Last month, Congress directed the administration to come up with a comprehensive plan to strengthen global health security – here and abroad. This could be an important first step if the White House and Congress use the opportunity to articulate and embrace a leadership role for the U.S. in global health security.
No other country has the depth of scientific or technical expertise that we do – drawing on the resources of institutions like the NIH, the CDC, and advanced research organizations like DARPA and BARDA.
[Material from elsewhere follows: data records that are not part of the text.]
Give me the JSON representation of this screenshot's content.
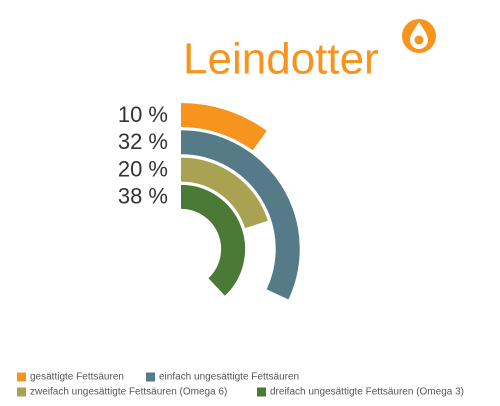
{
  "chart_data": {
    "type": "radial_bar",
    "title": "Leindotter",
    "categories": [
      "gesättigte Fettsäuren",
      "einfach ungesättigte Fettsäuren",
      "zweifach ungesättigte Fettsäuren (Omega 6)",
      "dreifach ungesättigte Fettsäuren (Omega 3)"
    ],
    "values": [
      10,
      32,
      20,
      38
    ],
    "value_labels": [
      "10 %",
      "32 %",
      "20 %",
      "38 %"
    ],
    "colors": [
      "#f7941d",
      "#557b88",
      "#aaa253",
      "#4b7a36"
    ],
    "legend": "bottom-left"
  }
}
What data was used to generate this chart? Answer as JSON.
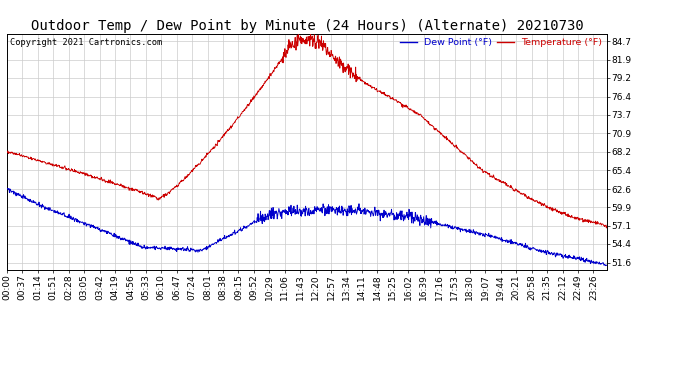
{
  "title": "Outdoor Temp / Dew Point by Minute (24 Hours) (Alternate) 20210730",
  "copyright": "Copyright 2021 Cartronics.com",
  "legend_dew": "Dew Point (°F)",
  "legend_temp": "Temperature (°F)",
  "yticks": [
    51.6,
    54.4,
    57.1,
    59.9,
    62.6,
    65.4,
    68.2,
    70.9,
    73.7,
    76.4,
    79.2,
    81.9,
    84.7
  ],
  "ylim": [
    50.5,
    85.8
  ],
  "temp_color": "#cc0000",
  "dew_color": "#0000cc",
  "bg_color": "#ffffff",
  "grid_color": "#cccccc",
  "title_fontsize": 10,
  "tick_fontsize": 6.5,
  "minutes_per_day": 1440,
  "tick_step": 37
}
Our biopharmaceutical industry is the global leader in biomedical innovation. And, on the world stage, the U.S. is an influential member of international forums like the UN, the WHO, the G7, and the G20.
The point is that the U.S. can and should play a leadership role in creating the kind of pandemic preparedness and response system the world needs.
As I said at the start, I’m fundamentally an optimist, and that gives me hope that we can get prepared for the next big pandemic.
The global community eradicated smallpox, a disease that killed an estimated 300 million people in the 20th century alone.
We are on the verge of eradicating polio, a disease that 30 years ago was endemic in 125 countries and that paralyzed or killed 350,000 people a year.
And today, nearly 21 million people are receiving life-saving HIV treatment, thanks primarily to the support of the world community.
America’s global HIV initiative, PEPFAR, was the catalyst for world action on the AIDS crisis. It’s an example of the kind of leadership we need from the U.S. on a broader effort to make the world safer from other infectious disease threats. With strong bipartisan support, PEPFAR has saved millions of lives and shown that national governments can work together to address pandemics.
Somewhere in the history of these collective efforts is a roadmap to create a comprehensive pandemic preparedness and response system.
We must find it and follow it because lives – in numbers too great to comprehend – depend on it.
Thank you for the opportunity to address you today.